Il y aura sans doute peu d’évolutions profondes dans la ligne de Wunderkammern durant cette nouvelle année ; l’accueil réservé aux quelques recensions de livres publiées en 2016 m’incite à poursuivre mon effort dans ce domaine, et les désinscriptions consécutives aux chroniques de disques hors du champ de la musique dite classique, y compris celles de tel ou tel musicien dont j’ai autrefois soutenu le travail avec constance, ne me découragent pas de persévérer ; je n’écris pas pour me faire cajoler par un microcosme d’esprits qui faute d’être aussi supérieurs qu’ils l’imaginent ne peuvent souvent se prévaloir que d’être installés ; je ne retiens personne, n’ai rien à vendre et rien à gagner ; je ne m’exprime que sur des projets qui me touchent sans me préoccuper de quoi que ce soit d’autre. Je revendique également cette liberté-ci et laisse bien volontiers aux commentateurs et polémistes des réseaux sociaux le soin de tenir ces salons pour lesquels je ne suis définitivement pas fait. J’ai lancé, il y a quelques jours, un projet parallèle à ce blog-ci ; son titre, La belle Alsace, en explicite le propos et j’invite avec plaisir celles et ceux d’entre vous qui le souhaiteraient à lui rendre une petite visite.
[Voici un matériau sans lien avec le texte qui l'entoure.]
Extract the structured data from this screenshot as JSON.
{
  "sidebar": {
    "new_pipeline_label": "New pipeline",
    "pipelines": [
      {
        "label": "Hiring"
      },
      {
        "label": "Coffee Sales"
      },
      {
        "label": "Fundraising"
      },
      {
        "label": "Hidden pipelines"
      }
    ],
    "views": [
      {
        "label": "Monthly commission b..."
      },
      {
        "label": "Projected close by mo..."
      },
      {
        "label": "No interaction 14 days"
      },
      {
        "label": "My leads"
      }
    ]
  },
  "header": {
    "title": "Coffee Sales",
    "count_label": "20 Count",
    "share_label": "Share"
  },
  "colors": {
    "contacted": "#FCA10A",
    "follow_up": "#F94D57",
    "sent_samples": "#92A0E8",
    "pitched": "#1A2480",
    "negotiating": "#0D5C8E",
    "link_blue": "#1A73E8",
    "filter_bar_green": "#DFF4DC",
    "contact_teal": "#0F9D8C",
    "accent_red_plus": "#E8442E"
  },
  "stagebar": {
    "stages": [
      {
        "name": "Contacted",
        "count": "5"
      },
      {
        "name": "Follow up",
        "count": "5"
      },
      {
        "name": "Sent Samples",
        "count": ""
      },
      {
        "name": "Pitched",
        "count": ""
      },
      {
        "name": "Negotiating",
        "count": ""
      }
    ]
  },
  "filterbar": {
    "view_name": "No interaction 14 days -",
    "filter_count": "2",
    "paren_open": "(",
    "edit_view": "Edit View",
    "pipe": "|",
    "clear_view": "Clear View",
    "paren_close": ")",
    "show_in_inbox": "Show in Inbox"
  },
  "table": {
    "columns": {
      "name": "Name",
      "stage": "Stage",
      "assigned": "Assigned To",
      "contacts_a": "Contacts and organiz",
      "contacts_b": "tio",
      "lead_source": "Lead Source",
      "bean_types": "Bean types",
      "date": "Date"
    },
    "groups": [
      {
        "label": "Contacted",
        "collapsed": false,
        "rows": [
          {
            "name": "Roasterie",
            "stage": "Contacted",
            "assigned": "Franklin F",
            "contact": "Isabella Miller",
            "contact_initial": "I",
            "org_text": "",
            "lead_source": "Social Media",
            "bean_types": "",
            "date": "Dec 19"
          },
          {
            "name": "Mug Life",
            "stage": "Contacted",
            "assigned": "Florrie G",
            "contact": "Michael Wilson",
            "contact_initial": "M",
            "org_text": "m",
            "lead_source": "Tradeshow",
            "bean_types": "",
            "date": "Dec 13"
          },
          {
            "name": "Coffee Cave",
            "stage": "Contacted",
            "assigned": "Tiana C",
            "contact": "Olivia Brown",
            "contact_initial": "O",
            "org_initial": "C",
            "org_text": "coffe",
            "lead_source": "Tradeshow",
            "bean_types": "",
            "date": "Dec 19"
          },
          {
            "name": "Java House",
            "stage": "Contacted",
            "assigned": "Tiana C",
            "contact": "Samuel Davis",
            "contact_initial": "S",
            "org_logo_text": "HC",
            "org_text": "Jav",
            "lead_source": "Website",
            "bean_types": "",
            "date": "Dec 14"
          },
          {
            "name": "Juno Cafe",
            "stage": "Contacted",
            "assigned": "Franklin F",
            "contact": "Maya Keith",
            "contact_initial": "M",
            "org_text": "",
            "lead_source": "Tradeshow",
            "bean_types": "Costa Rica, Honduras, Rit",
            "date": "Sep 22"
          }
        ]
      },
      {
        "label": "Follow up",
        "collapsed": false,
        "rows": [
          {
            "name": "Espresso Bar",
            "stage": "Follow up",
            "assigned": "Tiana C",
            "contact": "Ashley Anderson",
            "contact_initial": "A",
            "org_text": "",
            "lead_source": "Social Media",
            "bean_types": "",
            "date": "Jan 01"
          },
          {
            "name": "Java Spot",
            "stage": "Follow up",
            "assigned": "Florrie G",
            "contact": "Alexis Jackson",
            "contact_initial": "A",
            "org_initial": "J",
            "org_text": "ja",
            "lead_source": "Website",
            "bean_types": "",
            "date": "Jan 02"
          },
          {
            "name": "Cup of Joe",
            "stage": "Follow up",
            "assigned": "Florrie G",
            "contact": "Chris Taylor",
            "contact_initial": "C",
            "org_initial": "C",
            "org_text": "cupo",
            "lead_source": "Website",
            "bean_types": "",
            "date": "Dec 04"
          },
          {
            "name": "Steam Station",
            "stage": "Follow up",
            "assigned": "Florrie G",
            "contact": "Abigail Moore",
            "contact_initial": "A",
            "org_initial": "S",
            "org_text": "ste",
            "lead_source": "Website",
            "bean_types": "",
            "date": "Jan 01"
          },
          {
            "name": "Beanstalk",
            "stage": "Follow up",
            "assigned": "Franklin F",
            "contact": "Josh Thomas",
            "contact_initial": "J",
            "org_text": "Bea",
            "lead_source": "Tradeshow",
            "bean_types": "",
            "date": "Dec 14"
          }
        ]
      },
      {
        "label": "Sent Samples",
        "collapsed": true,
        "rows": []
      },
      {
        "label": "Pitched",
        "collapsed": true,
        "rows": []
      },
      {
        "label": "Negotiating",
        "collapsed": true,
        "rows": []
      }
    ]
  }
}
2017 sera marquée par des commémorations autour de deux compositeurs qui me sont depuis longtemps chers, Claudio Monteverdi et Georg Philipp Telemann ; je pense néanmoins que je tenterai plutôt de mettre l’accent (sans qu’il soit envahissant) sur un autre anniversaire, celui de la Réforme, événement historique dont on sait quelle floraison musicale il provoqua, engendrant un répertoire qui a toujours été un de mes sujets d’exploration favoris.

Cette année sera, en France, électorale et on peut conjecturer sans être grand clerc que les caniveaux y seront abondamment remplis. Pendant que les myrmidons qui seront demain au pouvoir fourbissent leurs armes, des nouvelles assez alarmantes continuent à arriver, la culture étant systématiquement la première sacrifiée sur l’autel des économies, victime du peu de goût qu’ont pour elle des édiles prompts à instruire son procès en élitisme pour mieux la condamner, procédé d’autant plus scandaleux lorsque l’on sait que nombre de collectivités territoriales ont continué à recruter abondamment en faisant fi de tout équilibre budgétaire ; du Musée des Beaux-Arts de Chartres fermé jusqu’à nouvel ordre dans une indifférence assez consternante aux subventions retirées par la ville d’Auxerre à l’ensemble La Fenice, il y a du souci à se faire, d’autant que la culture demeure, pour l’heure, la grande absente des débats politiques d’avant la présidentielle. Il est à souhaiter que les citoyens seront vigilants lorsqu’ils useront d’une de leur libertés, qui est celle du choix qu’ils feront dans le secret de l’isoloir.

En ce premier jour de l’année, je vous adresse, chers lecteurs, tous mes sincères vœux pour un bel et libre 2017. J’ai une pensée toute particulière et chaleureuse pour ceux d’entre vous que je sais avoir été cruellement éprouvés en 2016.

À bientôt et merci pour votre fidélité.

Accompagnement musical :

Felix Mendelssohn-Bartholdy (1809-1947), Symphonie n°5 en ré mineur, Reformations-Symphonie : [IV] Choral « Ein feste Burg ist unser Gott » – Andante con motoAllegro vivaceAllegro maestosoPiù animato poco a poco

Orchestra of the 18th Century
Frans Brüggen, direction

Symphonies 3 à 5. 1 double CD Philips 456 267-2. Indisponible.